Nothing else made any sort of sense.
No wallet. No ID. No money. No possessions of any kind.
No fucking memory.
When someone goes missing on the news, teams of people gather together and form a search party. Police reports are filed and and sometimes candlelight vigils are held in hopes the missing would soon return home. What they don’t ever show you is what happens when no one looks. When the loved ones either don’t know, don’t exist…or just don’t care.
The police searched the missing persons reports throughout the state and then the country with no luck. My fingerprints didn’t match any on record, and neither did my picture.
I learned then that being labeled a missing person didn’t necessarily mean I was missed. At least not enough to require any of the theatrics. No newspaper articles. No channel-six news. No plea from family members for my safe return.
Maybe, it was my fault no one had bothered to look for me. Maybe, I was an asshole and people celebrated the day I went away.
Or ran away.
Or was shipped down river in a fucking Moses basket.
I don’t fucking know. Anything was possible.
I don’t know where I came from.
I don’t know how old I am.
I don’t know my real name.
All I had in the world was reflected back at me in the bathroom mirror of that gas station, and I had no fucking clue who she was.

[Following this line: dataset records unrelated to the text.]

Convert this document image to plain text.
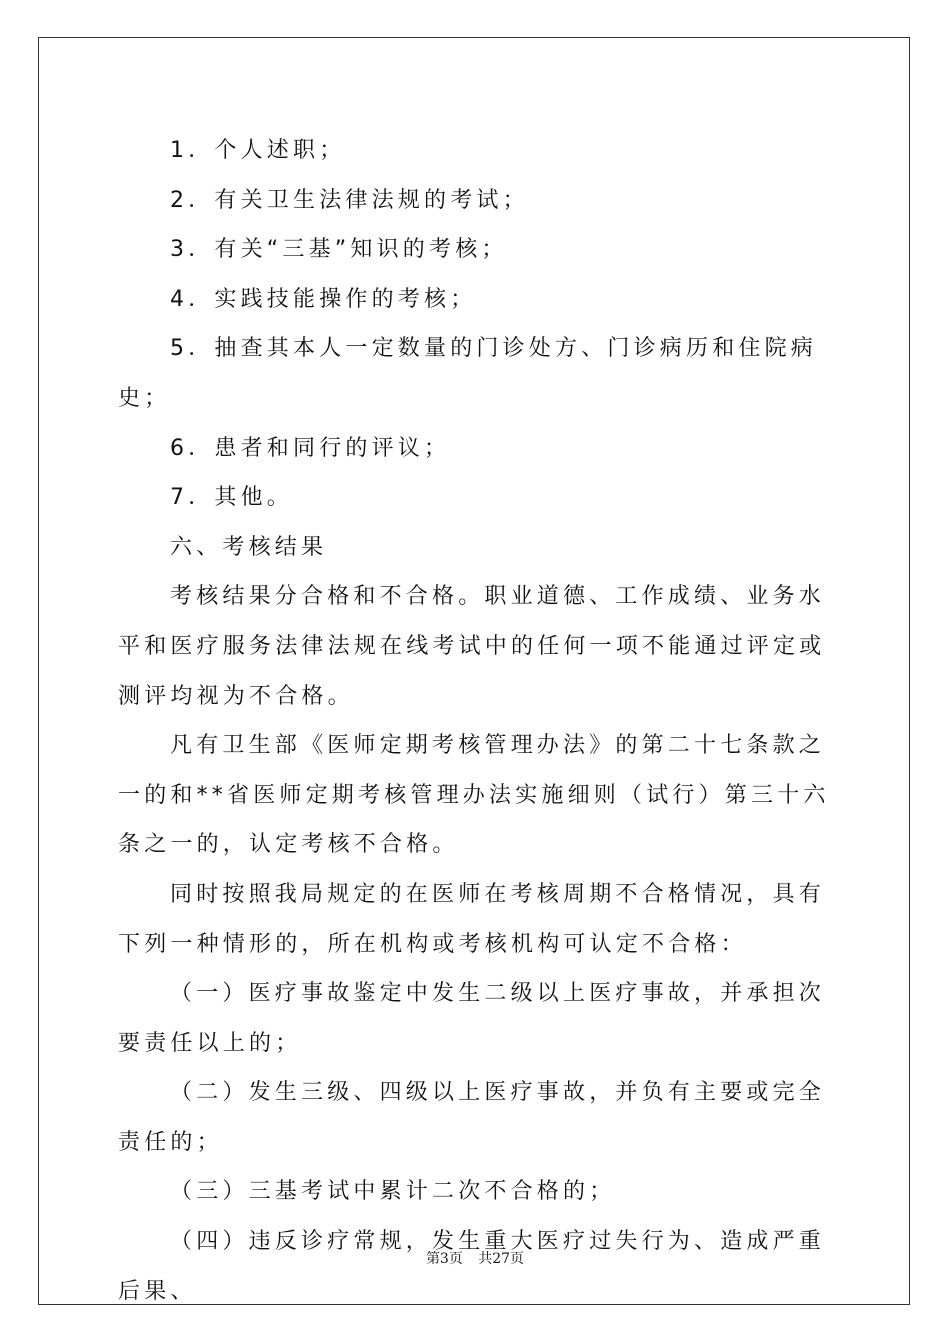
1．个人述职；

2．有关卫生法律法规的考试；

3．有关“三基”知识的考核；

4．实践技能操作的考核；

5．抽查其本人一定数量的门诊处方、门诊病历和住院病史；

6．患者和同行的评议；

7．其他。

六、考核结果

考核结果分合格和不合格。职业道德、工作成绩、业务水平和医疗服务法律法规在线考试中的任何一项不能通过评定或测评均视为不合格。

凡有卫生部《医师定期考核管理办法》的第二十七条款之一的和**省医师定期考核管理办法实施细则（试行）第三十六条之一的，认定考核不合格。

同时按照我局规定的在医师在考核周期不合格情况，具有下列一种情形的，所在机构或考核机构可认定不合格：

（一）医疗事故鉴定中发生二级以上医疗事故，并承担次要责任以上的；

（二）发生三级、四级以上医疗事故，并负有主要或完全责任的；

（三）三基考试中累计二次不合格的；

（四）违反诊疗常规，发生重大医疗过失行为、造成严重后果、

第3页 共27页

Without knowing if I was a minor or not, I was sent to live at Camp Touchey Feeley, where I only lasted a couple of weeks among the serial masturbators and juvenile delinquents. On the night I woke up to find one of the older boys standing at the foot of my bed with his fly unzipped, his dick in his hand, I escaped through a bathroom window. The only thing I left with was the donated clothes on my back, and a nickname.
They called me Doe.
As in Jane Doe.
The only difference between me and a real Jane Doe was a toe-tag because what I was doing sure as shit wasn’t living. Stealing to eat. Sleeping wherever I could find cover from the elements. Begging on the side of freeway off-ramps. Scrounging through restaurant dumpsters.
Nikki ran her chewed-off fingernails through her greasy red hair. “You ready?” she asked. Sniffling, she hopped on the balls of her feet like she was an athlete amping up for the big game.
Though it was the furthest thing from the truth, I nodded. I wasn’t ready, never would be, but I’d run out of options. It wasn’t safe on the streets, each night in the open was a literal gamble with my life. And not to mention that if I lost any more weight, I wouldn’t have the strength to fight off any threats. Either way I needed protection from both the elements and the people who lurked around at night before I ended up a real Jane Doe.